Now I'll use 5 as the key as it looks random enough, so lets get to applying it.

Enciphering

My message is:

LOREM IPSUM DOLOR SITAM ETCON SECTE TUERA DIPIS CINGE LITXX

Now in each block, I re-arrange it in the order shown in the key, so the first element in the ciphertext is the 2nd element from the plaintext. This means the ciphertext corresponding to my message and key is:

OELMR PUIMS OODRL IASMT TOENC ETSEC URTAE IIDSP IGCEN IXLXT

As you can see, the secrecy of the message isn't brilliant, some things will be easy to spot straight off. Due to the massive redundancy in human language it is sometimes possible to break a cipher just by reading it.

Deciphering

To reverse the process you need to find the inverse key; that is the key that reverts the permutation the normal key creates. The value of an element is the position of that element in the key. In this case, the key is:

[2, 4, 1, 5, 3]

and the inverse is

[3, 1, 5, 2, 4]

Code

If you want to try this cipher out yourself, here is the python implementation I wrote to speed up this write-up:

def decrypt(cipher, ciphertext):
    return encrypt(inverse_key(cipher), ciphertext)

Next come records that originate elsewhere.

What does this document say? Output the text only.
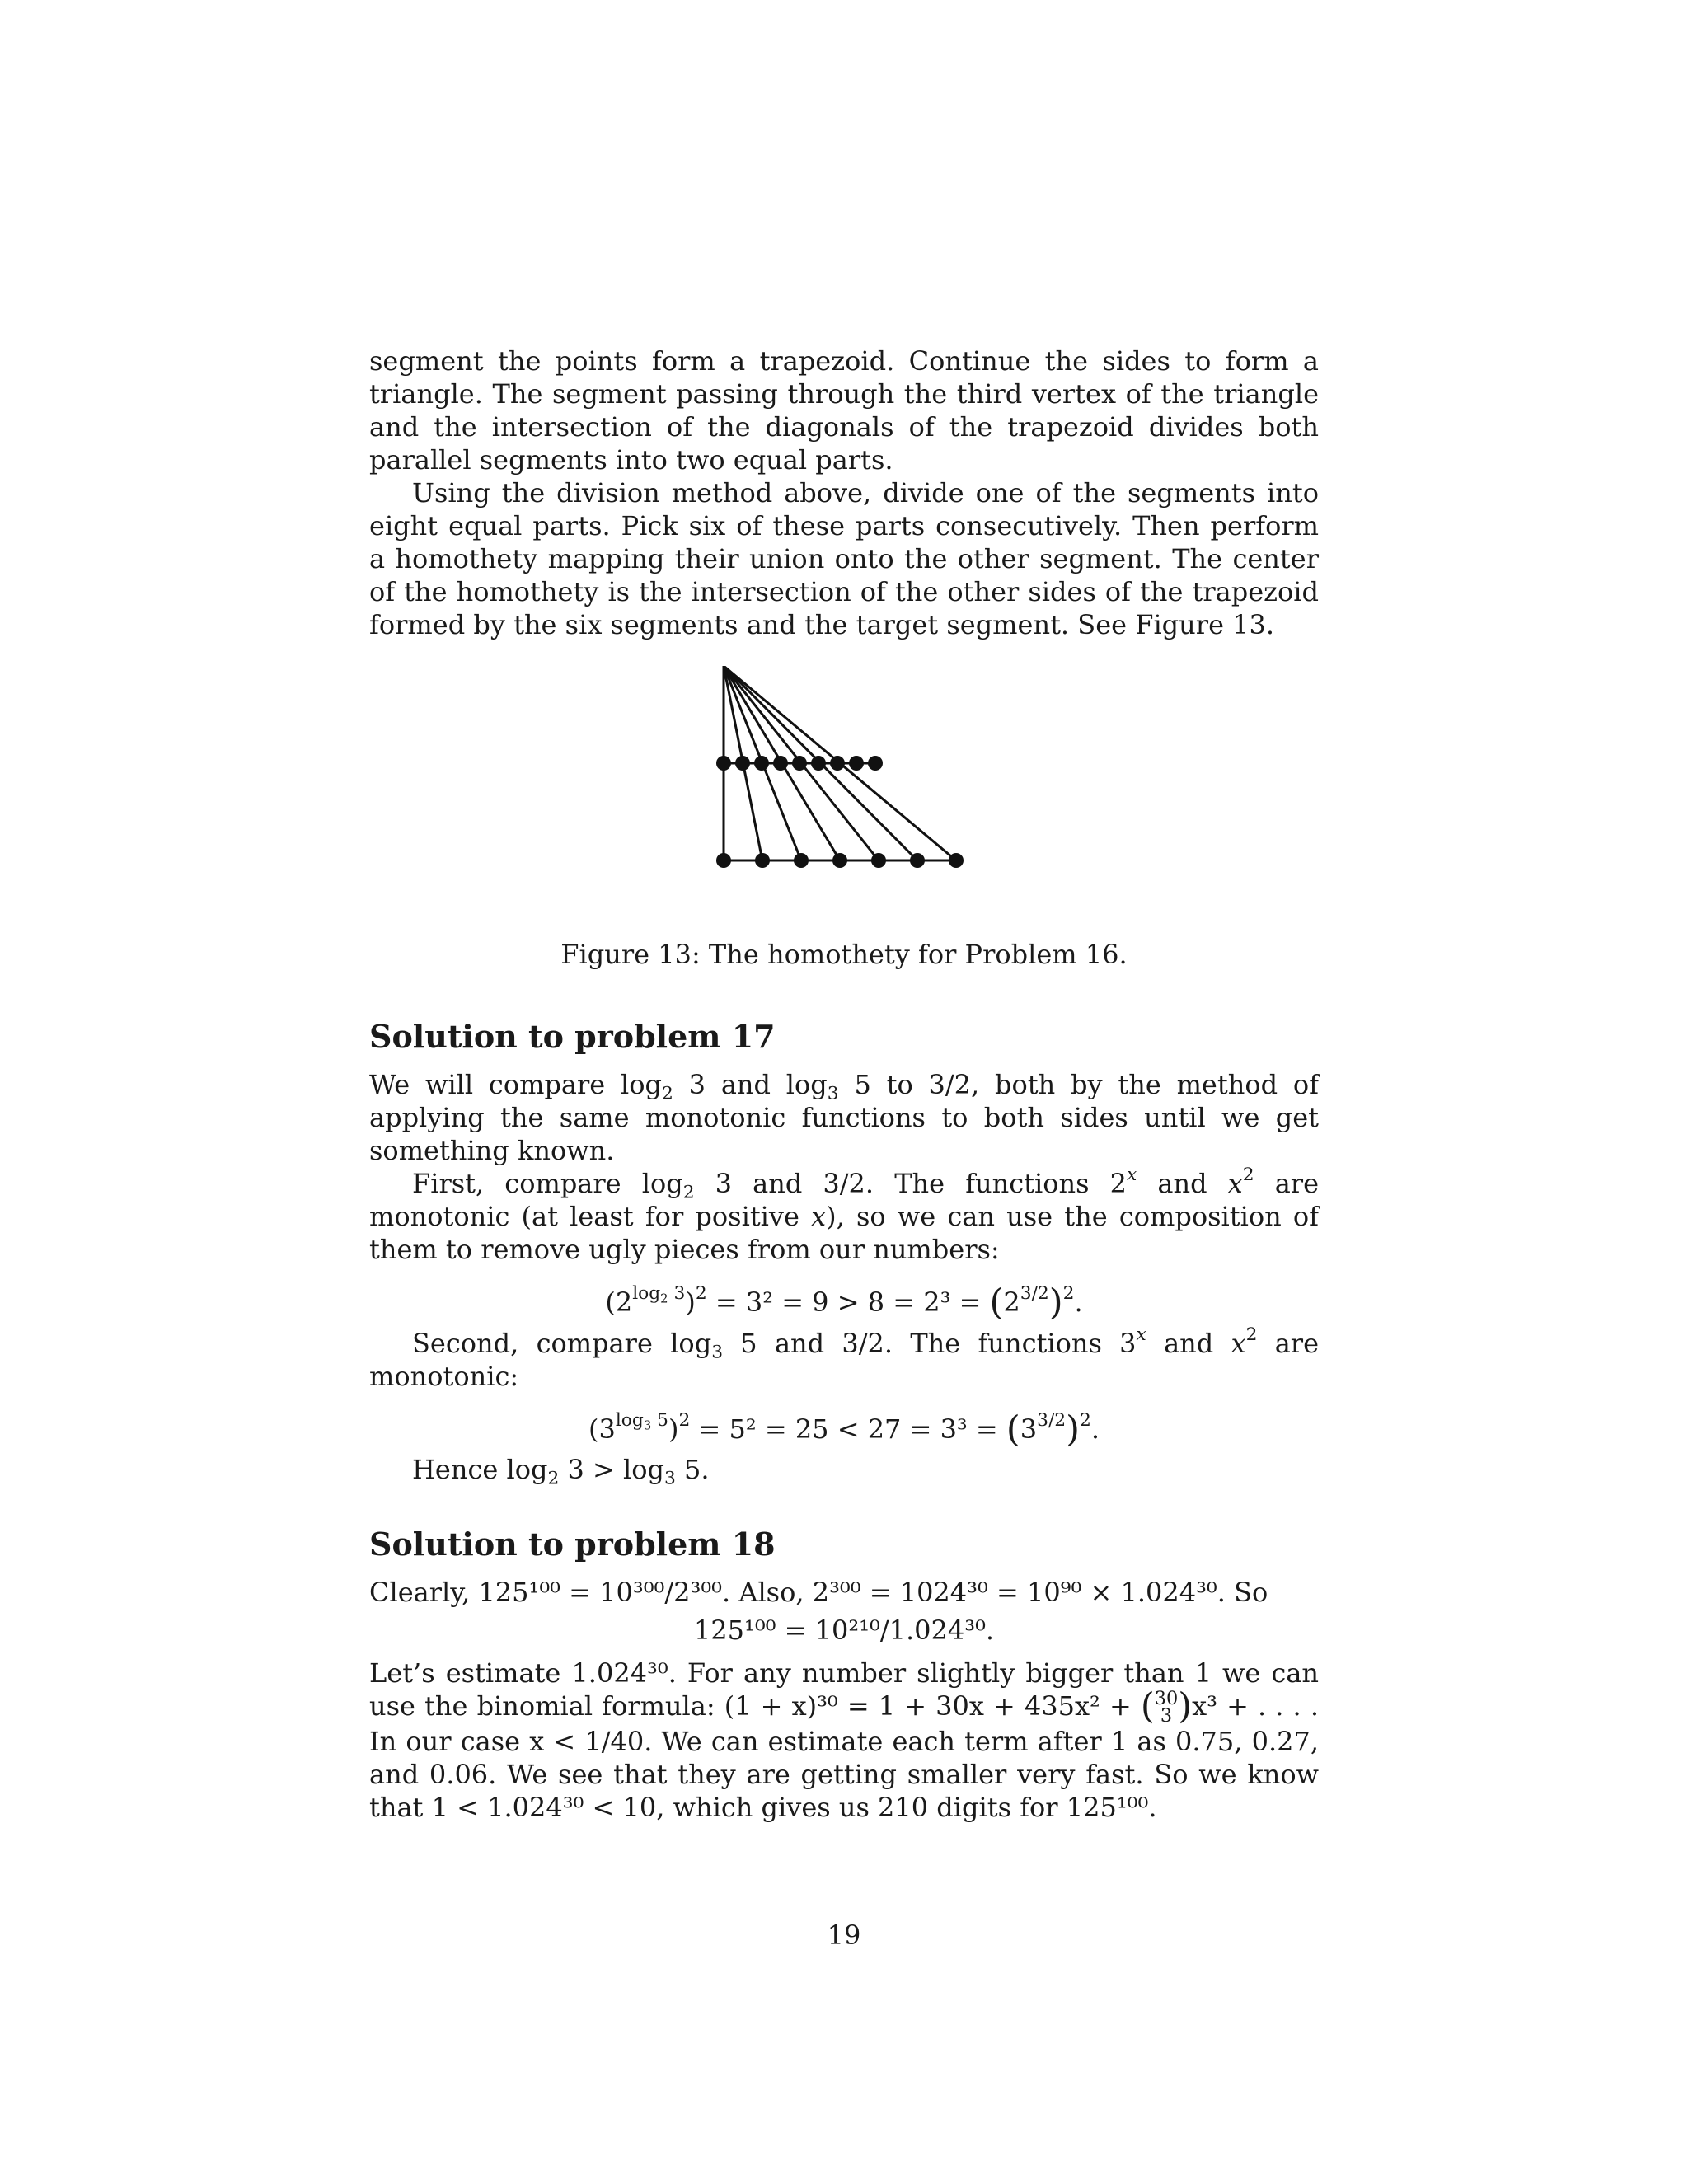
segment the points form a trapezoid. Continue the sides to form a triangle. The segment passing through the third vertex of the triangle and the intersection of the diagonals of the trapezoid divides both parallel segments into two equal parts.

Using the division method above, divide one of the segments into eight equal parts. Pick six of these parts consecutively. Then perform a homothety mapping their union onto the other segment. The center of the homothety is the intersection of the other sides of the trapezoid formed by the six segments and the target segment. See Figure 13.

Figure 13: The homothety for Problem 16.
Solution to problem 17

We will compare $\log_2 3$ and $\log_3 5$ to 3/2, both by the method of applying the same monotonic functions to both sides until we get something known.

First, compare $\log_2 3$ and 3/2. The functions 2$^x$ and $x^2$ are monotonic (at least for positive x), so we can use the composition of them to remove ugly pieces from our numbers:

$(2^{log_2 3})^2 = 3^2 = 9 > 8 = 2^3 = (2^{3/2})^2$.

Second, compare $\log_3 5$ and 3/2. The functions 3$^x$ and $x^2$ are monotonic:

$(3^{log_3 5})^2 = 5^2 = 25 < 27 = 3^3 = (3^{3/2})^2$.

Hence $\log_2 3 > \log_3 5$.

Solution to problem 18

Clearly, 125¹⁰⁰ = 10³⁰⁰/2³⁰⁰. Also, 2³⁰⁰ = 1024³⁰ = 10⁹⁰ × 1.024³⁰. So

125¹⁰⁰ = 10²¹⁰/1.024³⁰.

Let’s estimate 1.024³⁰. For any number slightly bigger than 1 we can use the binomial formula: (1 + x)³⁰ = 1 + 30x + 435x² + ( 30
3 )x³ + . . . . In our case x < 1/40. We can estimate each term after 1 as 0.75, 0.27, and 0.06. We see that they are getting smaller very fast. So we know that 1 < 1.024³⁰ < 10, which gives us 210 digits for 125¹⁰⁰.

19
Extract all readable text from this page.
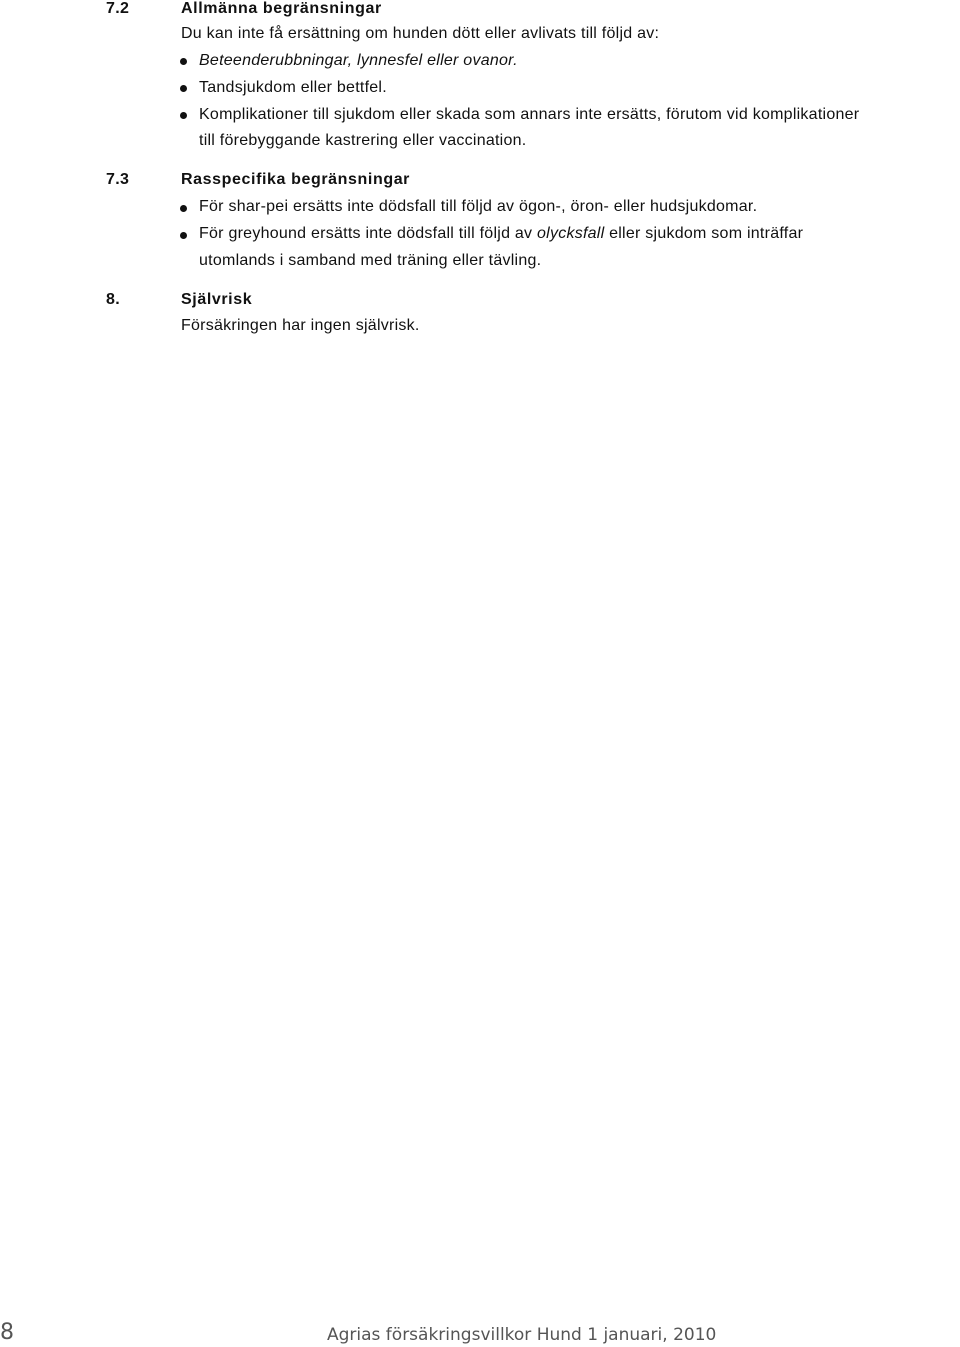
7.2	Allmänna begränsningar
Du kan inte få ersättning om hunden dött eller avlivats till följd av:
Beteenderubbningar, lynnesfel eller ovanor.
Tandsjukdom eller bettfel.
Komplikationer till sjukdom eller skada som annars inte ersätts, förutom vid komplikationer
till förebyggande kastrering eller vaccination.
7.3	Rasspecifika begränsningar
För shar-pei ersätts inte dödsfall till följd av ögon-, öron- eller hudsjukdomar.
För greyhound ersätts inte dödsfall till följd av olycksfall eller sjukdom som inträffar
utomlands i samband med träning eller tävling.
8.	Självrisk
Försäkringen har ingen självrisk.
8	Agrias försäkringsvillkor Hund 1 januari, 2010
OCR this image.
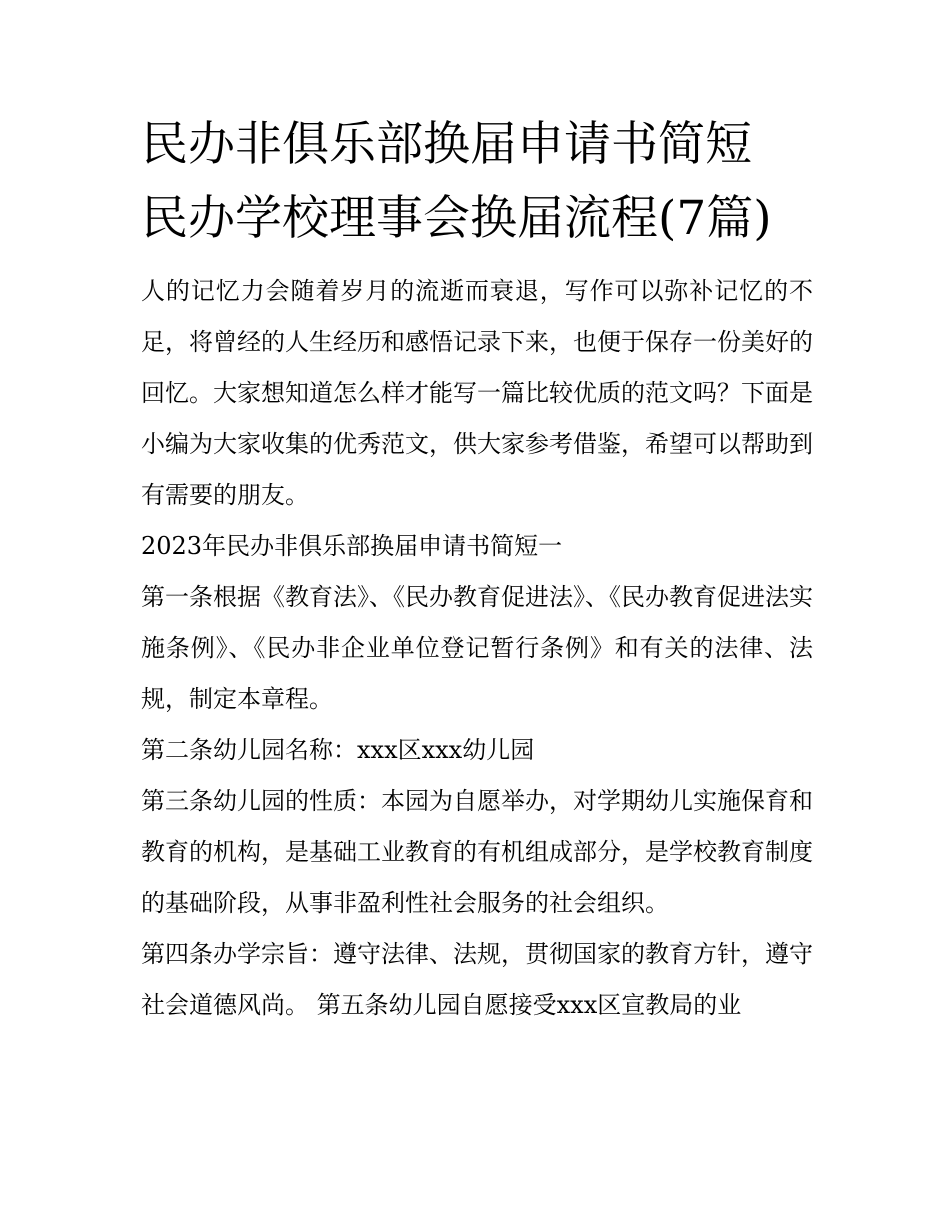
民办非俱乐部换届申请书简短 民办学校理事会换届流程(7篇)

人的记忆力会随着岁月的流逝而衰退，写作可以弥补记忆的不足，将曾经的人生经历和感悟记录下来，也便于保存一份美好的回忆。大家想知道怎么样才能写一篇比较优质的范文吗？下面是小编为大家收集的优秀范文，供大家参考借鉴，希望可以帮助到有需要的朋友。

2023年民办非俱乐部换届申请书简短一

第一条根据《教育法》、《民办教育促进法》、《民办教育促进法实施条例》、《民办非企业单位登记暂行条例》和有关的法律、法规，制定本章程。

第二条幼儿园名称：xxx区xxx幼儿园

第三条幼儿园的性质：本园为自愿举办，对学期幼儿实施保育和教育的机构，是基础工业教育的有机组成部分，是学校教育制度的基础阶段，从事非盈利性社会服务的社会组织。

第四条办学宗旨：遵守法律、法规，贯彻国家的教育方针，遵守社会道德风尚。 第五条幼儿园自愿接受xxx区宣教局的业
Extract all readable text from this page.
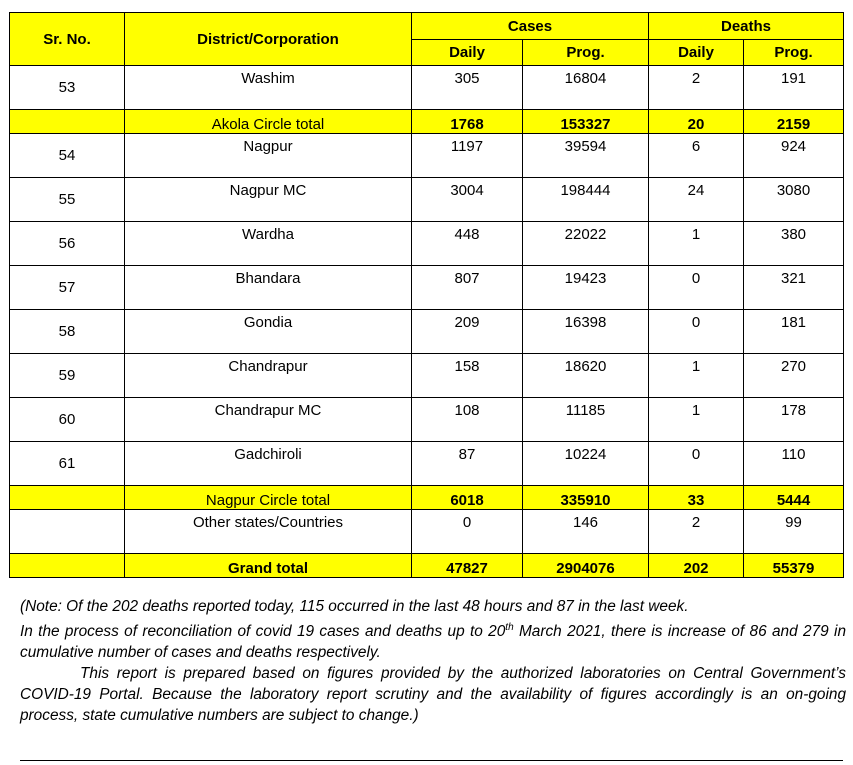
Sr. No.	District/Corporation	Cases		Deaths	
		Daily	Prog.	Daily	Prog.
53	Washim	305	16804	2	191
	Akola Circle total	1768	153327	20	2159
54	Nagpur	1197	39594	6	924
55	Nagpur MC	3004	198444	24	3080
56	Wardha	448	22022	1	380
57	Bhandara	807	19423	0	321
58	Gondia	209	16398	0	181
59	Chandrapur	158	18620	1	270
60	Chandrapur MC	108	11185	1	178
61	Gadchiroli	87	10224	0	110
	Nagpur Circle total	6018	335910	33	5444
	Other states/Countries	0	146	2	99
	Grand total	47827	2904076	202	55379

(Note: Of the 202 deaths reported today, 115 occurred in the last 48 hours and 87 in the last week.

In the process of reconciliation of covid 19 cases and deaths up to 20th March 2021, there is increase of 86 and 279 in cumulative number of cases and deaths respectively.

This report is prepared based on figures provided by the authorized laboratories on Central Government’s COVID-19 Portal. Because the laboratory report scrutiny and the availability of figures accordingly is an on-going process, state cumulative numbers are subject to change.)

def encrypt(cipher, plaintext):
    plaintext = "".join(plaintext.split(" ")).upper()
    ciphertext = ""
    for pad in range(0, len(plaintext)%len(cipher)*-1%len(cipher)):
        plaintext += "X"
    for offset in range(0, len(plaintext), len(cipher)):
        for element in [a-1 for a in cipher]:
            ciphertext += plaintext[offset+element]
        ciphertext += " "
    return ciphertext[:-1]

def inverse_key(cipher):
    inverse = []
    for position in range(min(cipher),max(cipher)+1,1):
        inverse.append(cipher.index(position)+1)
    return inverse

To encrypt, run:

cipher = [2,4,1,5,3]
plaintext = "LOREM IPSUM DOLOR SITAM ETCON SECTE TUERA DIPIS CINGE LITXX"
ciphertext = encrypt(cipher, plaintext)

Decrypt

To encrypt, run:

cipher = [2,4,1,5,3]
ciphertext = "OELMR PUIMS OODRL IASMT TOENC ETSEC URTAE IIDSP IGCEN IXLXT"
plaintext = decrypt(cipher, ciphertext)

Simple enough, eh?

Flaws

Brute forcing this is very easy. An example is generating every key combination and applying to the ciphertext, then looking for "THE", "TH", "HE" or other trigrams/bigrams common in the source language.

As previously stated, sometimes it's possible for a human to break the enciphering just by looking at it, as each letter of the English language has a LOT of redundancy.

Also, the string must be padded. I used "X" which is pretty obvious. This will allow people to see how long the plaintext string is. Another problem is the ciphertext length will always be a multiple of the block length.